Philosophers, astronomers, historians, popes and mathematicians have all drawn global maps long before cartographers as such existed. Cartographers appeared in the "Age of Discovery", which developed into the Age of European Conquest and Exploitation and took over the task of making maps.

By the authority of their profession they have hindered its development. Since Mercator produced his global map over four hundred years ago for the age of Europeans world domination, cartographers have clung to it despite its having been long outdated by events. They have sought to render it topical by cosmetic corrections.

...The European world concept, as the last expression of a subjective global view of primitive peoples, must give way to an objective global concept.

The cartographic profession is, by its retention of old precepts based on the Eurocentric global concept, incapable of developing this egalitarian world map which alone can demonstrate the parity of all peoples of the earth.

This incendiary attack did not endear cartographers, who themselves had long been frustrated by the favoritism publishers showed for Mercator's projection.

The two camps never made any real attempts toward reconciliation. The Peters camp largely ignored the protests of the cartographers. Peters maintained there should be "one map for one world"—his—and did not acknowledge the prior art of Gall until the controversy had largely run its course, late in his life. While Peters likely reinvented the projection independently, the unscholarly conduct and refusal to engage the cartographic community undoubtedly contributed to the polarization and impasse.

Frustrated by some very visible successes and mounting publicity stirred up by the industry that had sprung up around the Peters map, the cartographic community began to plan more coordinated efforts to restore balance, as they saw it. The 1980s saw a flurry of literature directed against the Peters phenomenon. Though Peters's map was not singled out, the controversy motivated the American Cartographic Association (now Cartography and Geographic Information Society) to produce a series of booklets designed to educate the public about map projections and distortion in maps. In 1989 and 1990, after some internal debate, seven North American geographic organizations adopted the following resolution, which rejected all rectangular world maps, a category that includes both the Mercator and the Gall-Peters projections:

WHEREAS, the earth is round with a coordinate system composed entirely of circles, and

WHEREAS, flat world maps are more useful than globe maps, but flattening the globe surface necessarily greatly changes the appearance of Earth's features and coordinate systems, and

WHEREAS, world maps have a powerful and lasting effect on peoples' impressions of the shapes and sizes of lands and seas, their arrangement, and the nature of the coordinate system, and

WHEREAS, frequently seeing a greatly distorted map tends to make it "look right,"

THEREFORE, we strongly urge book and map publishers, the media and government agencies to cease using rectangular world maps for general purposes or artistic displays. Such maps promote serious, erroneous conceptions by severely distorting large sections of the world, by showing the round Earth as having straight edges and sharp corners, by representing most distances and direct routes incorrectly, and by portraying the circular coordinate system as a squared grid. The most widely displayed rectangular world map is the Mercator (in fact a navigational diagram devised for nautical charts), but other rectangular world maps proposed as replacements for the Mercator also display a greatly distorted image of the spherical Earth.

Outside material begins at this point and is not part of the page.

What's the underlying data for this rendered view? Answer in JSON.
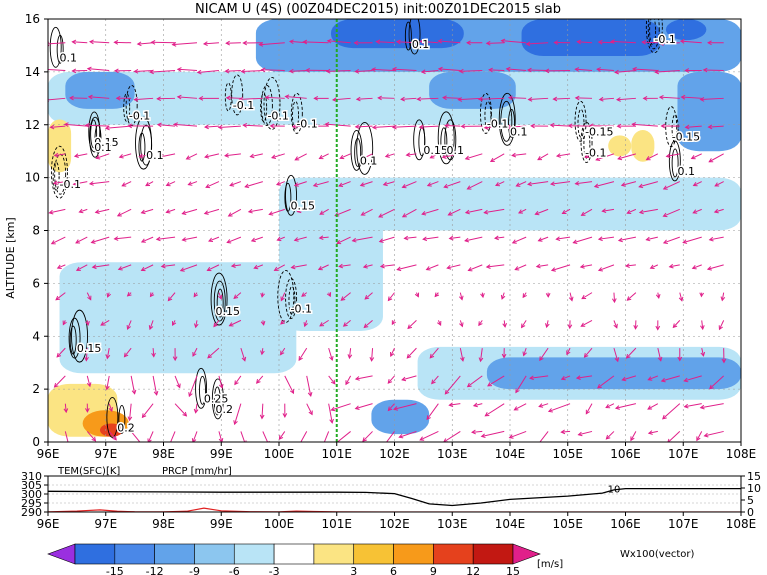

The geography and cartography community is not united unanimously against the Peters World Map. For example, one map society, the North American Cartographic Information Society (NACIS), declined to endorse the 1989 resolution, though no reasons were given. Second, there is a small number of cartographers, including Brian Harley, who have credited the Peters phenomenon with demonstrating the social implications of map projections, at the very least. Within geography more generally, some commentators see the cartographic controversy over the Peters world map as a sign of immaturity in the cartographic profession, given that all maps are political.